Zeitschriften-Beitrag Chancen in der Krise nutzen - Solidarität neu begründen

Die Folgen der Covid 19-Pandemie treffen uns alle – manche jedoch deutlich härter als andere. Arme, Bedürftige und Menschen in Notlagen leiden besonders. Ohnehin gefährdete Gruppen, Kranke, Alte, Menschen mit Behinderungen, Wohnungslose, Geflüchtete oder Kinder und auch viele Frauen sind jetzt noch stärker bedroht. Mit Corona rücken soziale Missstände in den Fokus, die häufig beklagt, aber zu selten auf der politischen Agenda stehen: Schlechte Bezahlung und geringe Anerkennung der Pflegeberufe, prekäre Beschäftigung bei Amazon und Co, extreme Ausbeutung in der Fleischindustrie, mangelnde Unterstützung für Kinder aus Armutshaushalten. Jetzt droht auch noch eine weltweite Rezession. Millionen Menschen sind bereits in Kurzarbeit. Ganze Branchen fürchten um die Zukunft.

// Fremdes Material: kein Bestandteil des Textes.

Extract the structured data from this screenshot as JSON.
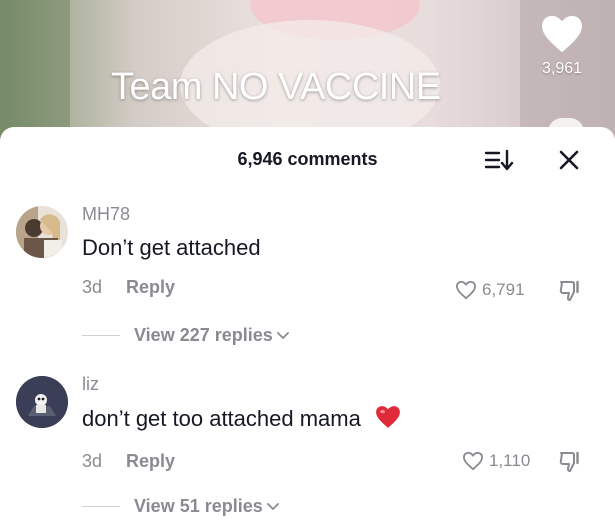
{
  "video": {
    "caption": "Team NO VACCINE",
    "like_count": "3,961"
  },
  "sheet": {
    "title": "6,946 comments"
  },
  "comments": [
    {
      "username": "MH78",
      "text": "Don’t get attached",
      "age": "3d",
      "reply_label": "Reply",
      "like_count": "6,791",
      "view_replies": "View 227 replies"
    },
    {
      "username": "liz",
      "text": "don’t get too attached mama",
      "emoji": "red-heart",
      "age": "3d",
      "reply_label": "Reply",
      "like_count": "1,110",
      "view_replies": "View 51 replies"
    }
  ],
  "colors": {
    "text_primary": "#161823",
    "text_secondary": "#8a8b91",
    "heart_red": "#e02a3a"
  },
  "icons": [
    "heart-icon",
    "sort-icon",
    "close-icon",
    "like-outline-icon",
    "dislike-icon",
    "chevron-down-icon"
  ]
}
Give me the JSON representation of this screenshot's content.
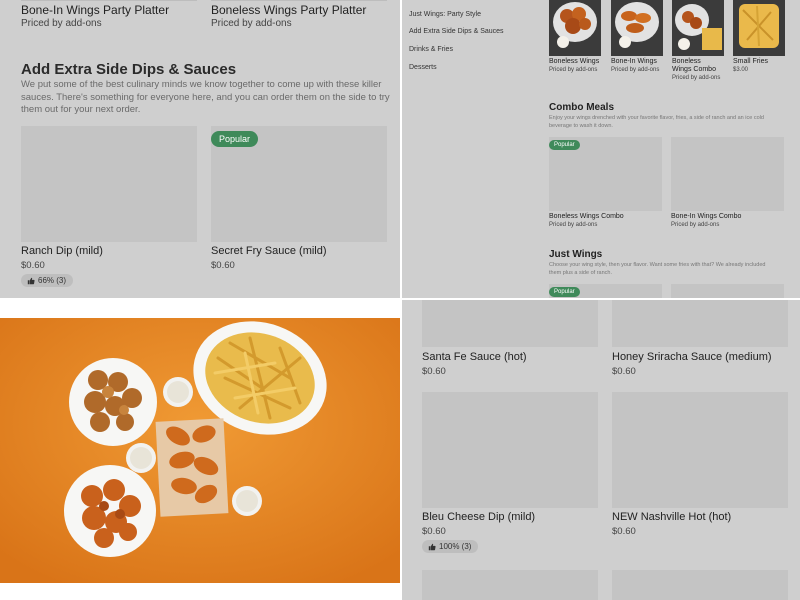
{
  "q1": {
    "top_items": [
      {
        "name": "Bone-In Wings Party Platter",
        "sub": "Priced by add-ons"
      },
      {
        "name": "Boneless Wings Party Platter",
        "sub": "Priced by add-ons"
      }
    ],
    "section": {
      "title": "Add Extra Side Dips & Sauces",
      "description": "We put some of the best culinary minds we know together to come up with these killer sauces. There's something for everyone here, and you can order them on the side to try them out for your next order."
    },
    "items": [
      {
        "name": "Ranch Dip (mild)",
        "price": "$0.60",
        "rating": "66% (3)"
      },
      {
        "name": "Secret Fry Sauce (mild)",
        "price": "$0.60",
        "badge": "Popular"
      }
    ]
  },
  "q2": {
    "sidebar": [
      "Just Wings: Party Style",
      "Add Extra Side Dips & Sauces",
      "Drinks & Fries",
      "Desserts"
    ],
    "top_items": [
      {
        "name": "Boneless Wings",
        "sub": "Priced by add-ons"
      },
      {
        "name": "Bone-In Wings",
        "sub": "Priced by add-ons"
      },
      {
        "name": "Boneless Wings Combo",
        "sub": "Priced by add-ons"
      },
      {
        "name": "Small Fries",
        "sub": "$3.00"
      }
    ],
    "combo": {
      "title": "Combo Meals",
      "description": "Enjoy your wings drenched with your favorite flavor, fries, a side of ranch and an ice cold beverage to wash it down.",
      "badge": "Popular",
      "items": [
        {
          "name": "Boneless Wings Combo",
          "sub": "Priced by add-ons"
        },
        {
          "name": "Bone-In Wings Combo",
          "sub": "Priced by add-ons"
        }
      ]
    },
    "just_wings": {
      "title": "Just Wings",
      "description": "Choose your wing style, then your flavor. Want some fries with that? We already included them plus a side of ranch.",
      "badge": "Popular"
    }
  },
  "q4": {
    "items": [
      {
        "name": "Santa Fe Sauce (hot)",
        "price": "$0.60"
      },
      {
        "name": "Honey Sriracha Sauce (medium)",
        "price": "$0.60"
      },
      {
        "name": "Bleu Cheese Dip (mild)",
        "price": "$0.60",
        "rating": "100% (3)"
      },
      {
        "name": "NEW Nashville Hot (hot)",
        "price": "$0.60"
      }
    ]
  },
  "colors": {
    "badge": "#3f8a5a",
    "panel_bg": "#cfcfcf",
    "placeholder": "#c4c4c4",
    "photo_bg": "#e8841f"
  },
  "icons": [
    "thumbs-up-icon"
  ]
}
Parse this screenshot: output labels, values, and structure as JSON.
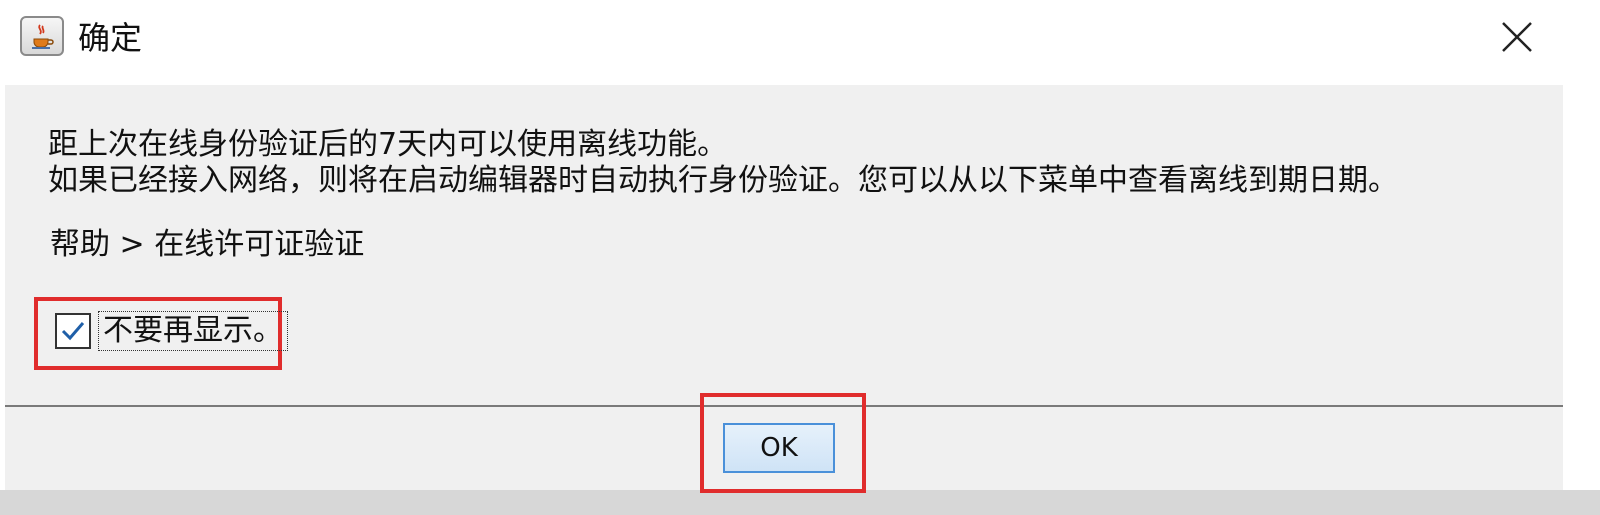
{
  "window": {
    "title": "确定",
    "icon": "java-cup-icon",
    "close_icon": "close-icon"
  },
  "message": {
    "line1": "距上次在线身份验证后的7天内可以使用离线功能。",
    "line2": "如果已经接入网络，则将在启动编辑器时自动执行身份验证。您可以从以下菜单中查看离线到期日期。"
  },
  "menu_path": "帮助 > 在线许可证验证",
  "checkbox": {
    "label": "不要再显示。",
    "checked": true
  },
  "buttons": {
    "ok_label": "OK"
  },
  "colors": {
    "highlight": "#e02c2c",
    "button_border": "#4a90d9"
  }
}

Corona hat uns aber auch zusammenrücken lassen. Da ist der Nachbar, der für die ältere Dame den Einkauf erledigt, die junge Frau, die erkrankte Freund*innen mit Mahlzeiten versorgt oder es werden Masken gleich für das ganze Haus genäht. Der Lockdown brachte für viele Entschleunigung, die Chance auf Besinnung, mehr Zeit für die Familie, Solidarität und die wachsende Gewissheit: Wir sitzen in einem Boot. Nur gemeinsames Handeln kann die Pandemie erfolgreich eindämmen. Alte Erkenntnisse verbreiten sich neu: Gesundheit ist keine Ware, die Ökonomisierung des Gesundheitswesens ein Irrweg. Pflegende müssen besser bezahlt werden und Krankenhäuser nicht allein über Fallzahlen finanziert werden. Der soziale Sektor ist „systemrelevant“, aber leider unterfinanziert. Mit Home-Schooling hat die Bildungsungerechtigkeit noch mal zugenommen. Hier ist an vielen Stellen gegenzusteuern.

Solidarität muss daher jetzt neu begründet werden. Denn ob unsere Gesellschaft durch die Krise solidarischer oder eigennütziger wird, liegt an uns. Sorgen wir dafür, dass Entscheidungen nicht nur epidemiologisch und ökonomisch erfolgversprechend, sondern auch sozial gerecht und fair sind. Die Lasten der Krise müssen entsprechend verteilt werden. Ausgerechnet die ärmsten Familien haben bislang keine Unterstützung erhalten, obwohl Lebensmittel teurer wurden und Tafeln zeitweise schließen mussten, während kostenlose Schulmahlzeiten ausfielen. Beschämend für ein reiches Land. Wir müssen auch wieder über Arbeitszeitverkürzung reden, wenn Kurzarbeit und Arbeitslosigkeit massiv zunehmen.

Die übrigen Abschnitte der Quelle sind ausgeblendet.